Теперь мы подошли к вопросу о кризисе квантовой теории. Но прежде чем мы закончим наш рассказ, мы увидим, насколько расширилось представление о познании в науке; увидим, что мы достигли широкого обобщения понятия объективного познания; увидим, что мы имеем гораздо лучшую аналогию логических категорий, чем та, которую можно было бы построить на основе ньютоновской физики.
Рассматриваемый нами кризис возник в процессе двух исследований, которые оказались очень тесно связаны друг с другом. Во-первых, было установлено, что хотя все электромагнитные волны, включая и световые, будучи способными интерферировать и дифрагировать, носят волновой характер, тем не менее во взаимодействии с материей они проявляют также и дискретную природу – ведут себя как световые кванты с определенной энергией и определенным импульсом, – и в этом взаимодействии они либо отдают свою энергию, либо получают энергию от материи, либо испытывают упругие столкновения с атомами материи. Во-вторых, в результате открытия Резерфордом атомного ядра встал вопрос, как же все-таки ведут себя электроны вблизи ядра. Они не движутся по планетарным орбитам, ничего не излучают, и их поведение не похоже на поведение планеты в миниатюрной Солнечной системе; но они в большей части находятся в стационарных, по существу стабильных, состояниях, а по утверждению Бора, при самой низкой энергии – в полностью стабильном состоянии. Переход их из одного состояния в другое не есть движение в обычном понимании движения в пространстве и времени; различие между энергиями двух стационарных состояний проявляется в виде излучения соответствующего кванта света. Для определения энергии этих состояний Бор установил ряд правил, не совсем точных и не всегда применимых; я не буду их записывать.
Бор сознавал, что все это представляет радикально новый и трудный для понимания подход. Он немедленно выдвинул предположение (весьма похожее на то, которым руководствовался Эйнштейн), что новая схема, казавшаяся столь дикой и непривычной, должна при определенных ситуациях воспроизводить известный нам мир. Речь идет о чрезвычайно возбужденных состояниях атома, которым соответствует весьма много стационарных уровней, так что дискретность стационарного состояния и конечность постоянной Планка не имеют особого значения. Бор назвал это «принципом соответствия». Новая теория была призвана объяснить мир Ньютона и мир Максвелла, не прибегая к дискретным категориям, характерным для квантовой теории. Этот принцип оказался чрезвычайно эффективным средством. К 1925 году удалось вывести законы, не опирающиеся на какие-либо конкретные представления о движении, не связанные непосредственно ни с законами Ньютона, ни с орбитальной моделью атома. Но эти законы тем не менее являлись обобщениями ньютоновской механики и непосредственно объясняли связь между переходами из одного атомного состояния в другое, а также сами свойства атомных состояний.
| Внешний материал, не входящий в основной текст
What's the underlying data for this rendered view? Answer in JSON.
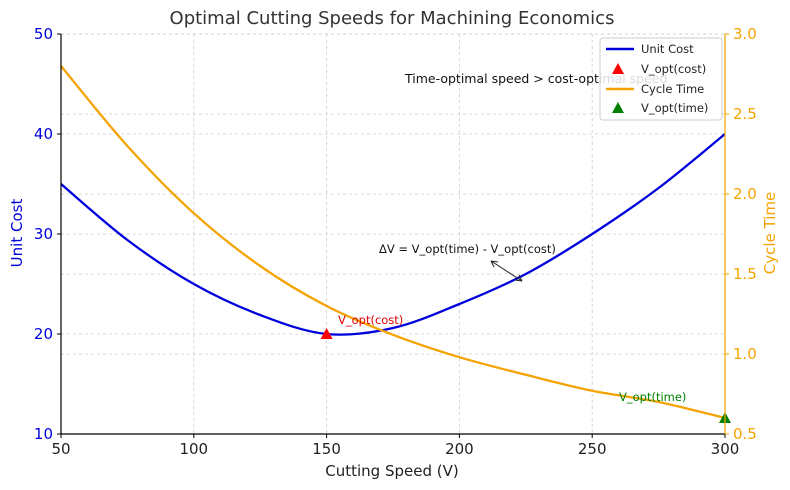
{
  "chart_data": {
    "type": "line",
    "title": "Optimal Cutting Speeds for Machining Economics",
    "xlabel": "Cutting Speed (V)",
    "ylabel_left": "Unit Cost",
    "ylabel_right": "Cycle Time",
    "xlim": [
      50,
      300
    ],
    "ylim_left": [
      10,
      50
    ],
    "ylim_right": [
      0.5,
      3.0
    ],
    "x_ticks": [
      "50",
      "100",
      "150",
      "200",
      "250",
      "300"
    ],
    "y_left_ticks": [
      "10",
      "20",
      "30",
      "40",
      "50"
    ],
    "y_right_ticks": [
      "0.5",
      "1.0",
      "1.5",
      "2.0",
      "2.5",
      "3.0"
    ],
    "grid": true,
    "legend_position": "top-right",
    "series": [
      {
        "name": "Unit Cost",
        "axis": "left",
        "color": "#0000dd",
        "x": [
          50,
          75,
          100,
          125,
          150,
          175,
          200,
          225,
          250,
          275,
          300
        ],
        "y": [
          35.0,
          29.4,
          25.0,
          21.9,
          20.0,
          20.6,
          23.0,
          26.0,
          30.0,
          34.6,
          40.0
        ]
      },
      {
        "name": "Cycle Time",
        "axis": "right",
        "color": "#f5a300",
        "x": [
          50,
          75,
          100,
          125,
          150,
          175,
          200,
          225,
          250,
          275,
          300
        ],
        "y": [
          2.8,
          2.3,
          1.88,
          1.55,
          1.3,
          1.12,
          0.98,
          0.87,
          0.77,
          0.7,
          0.6
        ]
      }
    ],
    "markers": [
      {
        "name": "V_opt(cost)",
        "x": 150,
        "y": 20,
        "axis": "left",
        "color": "#ff0000",
        "label": "V_opt(cost)"
      },
      {
        "name": "V_opt(time)",
        "x": 300,
        "y": 0.6,
        "axis": "right",
        "color": "#008000",
        "label": "V_opt(time)"
      }
    ],
    "annotations": [
      {
        "text": "Time-optimal speed > cost-optimal speed"
      },
      {
        "text": "ΔV = V_opt(time) - V_opt(cost)"
      }
    ]
  }
}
Я рад, что дело на этом не остановилось, так как без математики было бы весьма трудно все объяснить. Насколько я помню, моя первая работа была посвящена простой проблеме двухатомной молекулы в свете нового подхода; в те дни было чрезвычайно трудно объяснить, о чем идет речь, и не менее трудно решить поставленные проблемы.
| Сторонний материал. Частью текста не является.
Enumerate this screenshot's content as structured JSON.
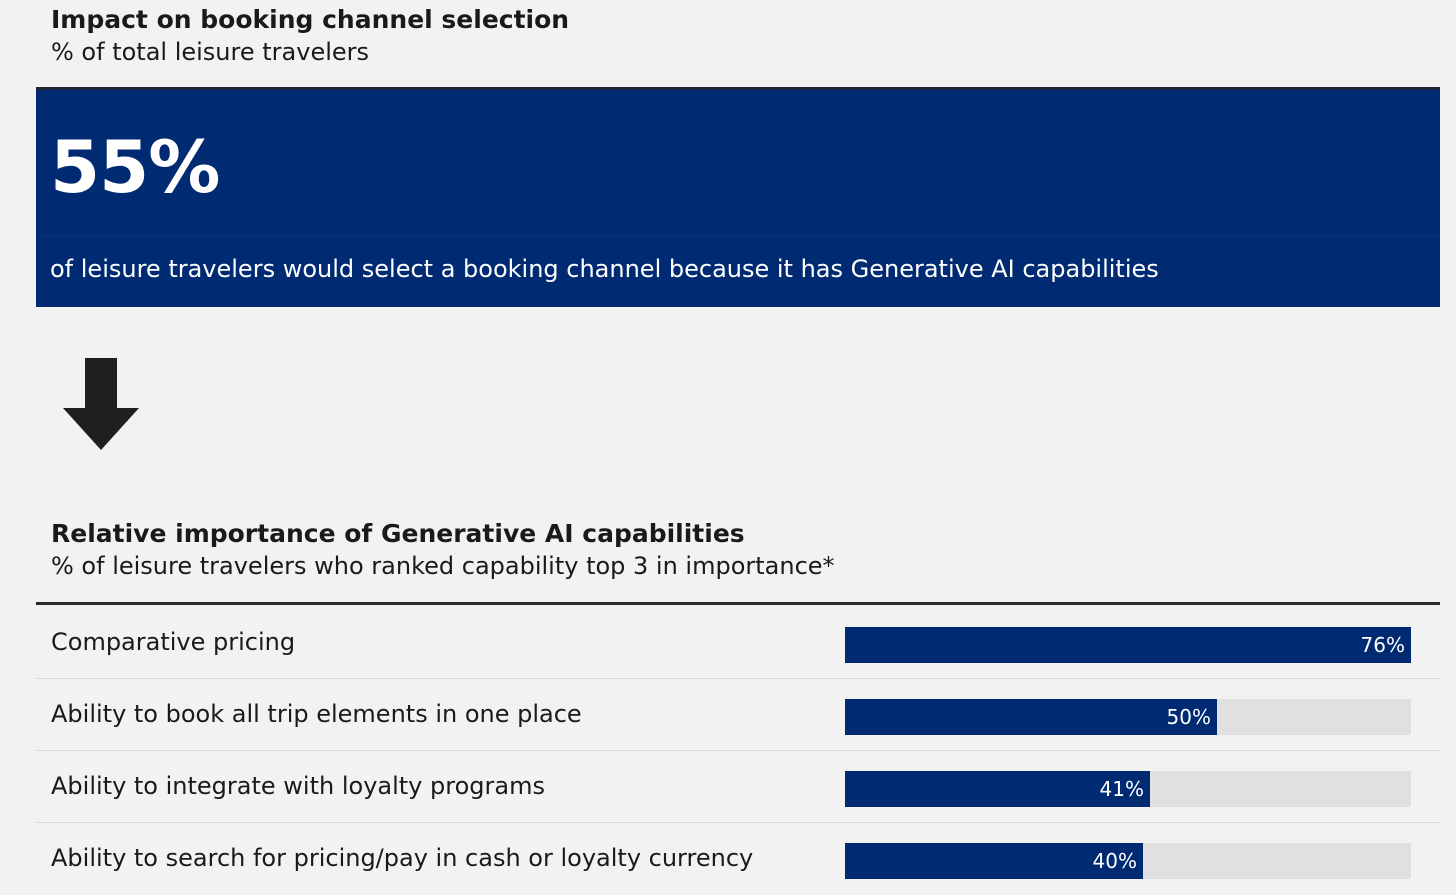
{
  "header": {
    "title": "Impact on booking channel selection",
    "subtitle": "% of total leisure travelers"
  },
  "hero": {
    "stat": "55%",
    "text": "of leisure travelers would select a booking channel because it has Generative AI capabilities"
  },
  "arrow_icon": "down-arrow-icon",
  "colors": {
    "accent": "#002b73",
    "track": "#e0e0e0",
    "background": "#f2f2f2"
  },
  "chart_data": {
    "type": "bar",
    "orientation": "horizontal",
    "title": "Relative importance of Generative AI capabilities",
    "subtitle": "% of leisure travelers who ranked capability top 3 in importance*",
    "categories": [
      "Comparative pricing",
      "Ability to book all trip elements in one place",
      "Ability to integrate with loyalty programs",
      "Ability to search for pricing/pay in cash or loyalty currency"
    ],
    "values": [
      76,
      50,
      41,
      40
    ],
    "value_labels": [
      "76%",
      "50%",
      "41%",
      "40%"
    ],
    "xlim": [
      0,
      76
    ],
    "grid": false
  }
}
Решение, которое, по мнению большинства из нас, легче всего интерпретировать и к которому фактически приводил «принцип соответствия», было получено совершенно иным путем. Оно пришло вместе с дикой идеей, которая, однако, очень скоро была обобщена и получила подтверждение. Эта идея состояла в том, что существуют волны, присущие не только электромагнитному полю, но и любой частице, в частности электрону.
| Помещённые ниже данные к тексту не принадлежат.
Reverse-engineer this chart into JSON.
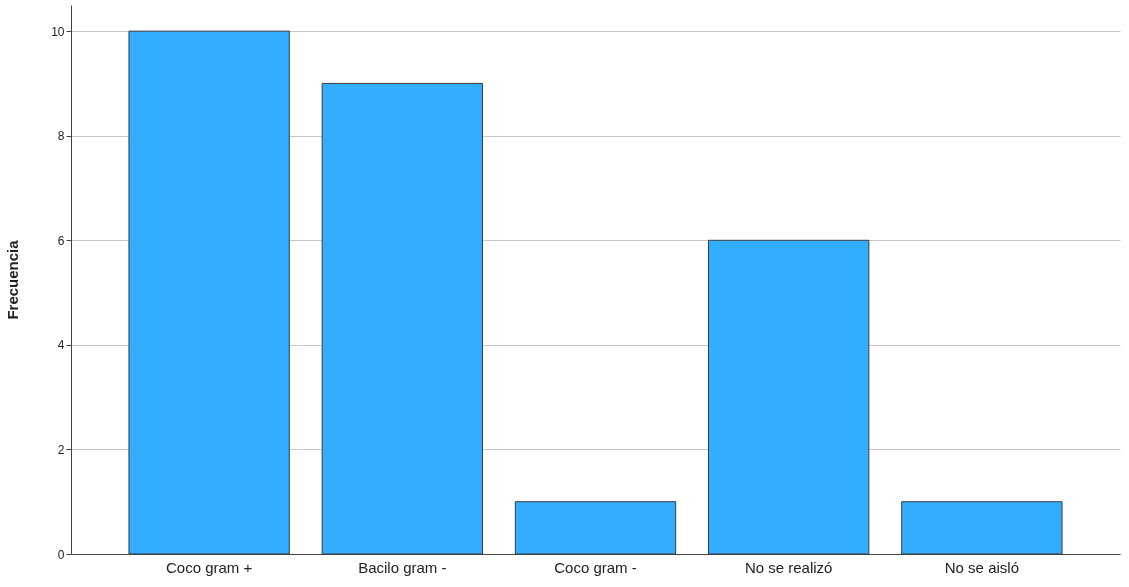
{
  "chart_data": {
    "type": "bar",
    "ylabel": "Frecuencia",
    "categories": [
      "Coco gram +",
      "Bacilo gram -",
      "Coco gram -",
      "No se realizó",
      "No se aisló"
    ],
    "values": [
      10,
      9,
      1,
      6,
      1
    ],
    "color": "#33adff",
    "ylim": [
      0,
      10.5
    ],
    "yticks": [
      0,
      2,
      4,
      6,
      8,
      10
    ],
    "grid": "y"
  }
}
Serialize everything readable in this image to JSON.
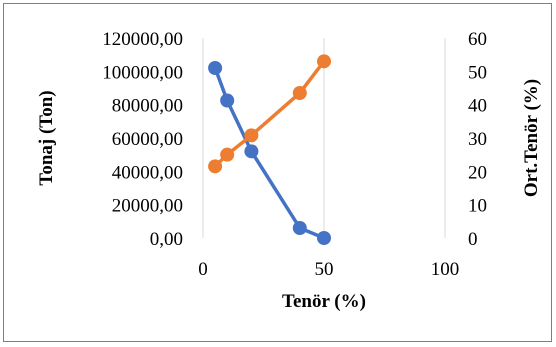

Эти волны – не просто электрические или магнитные возмущения; что они собой представляют, я сейчас объясню. Забегая вперед, отмечу, что соотношения, характеризующие связь между волновыми свойствами света и импульсом и энергией, сохраняются, а именно
Эта идея была выдвинута де Бройлем, который доказал, что можно получить правдоподобную картину стационарных состояний атома водорода, если предположить, что могут быть реализованы только те состояния, в которых образуются резонирующие стоячие волны, т. е. состояния, при которых в окружности соответствующей «орбиты» Бора укладывается целое число длин волн. Все это выглядело весьма шатко, и этому никто не верил. Если мне память не изменяет, статью отказались опубликовать. Тем не менее все оказалось правильным, и не прошло и года, как были получены данные о том, что электроны в некотором смысле «волноподобны», поскольку так же, как свет и рентгеновские лучи, они интерферируют и дифрагируют.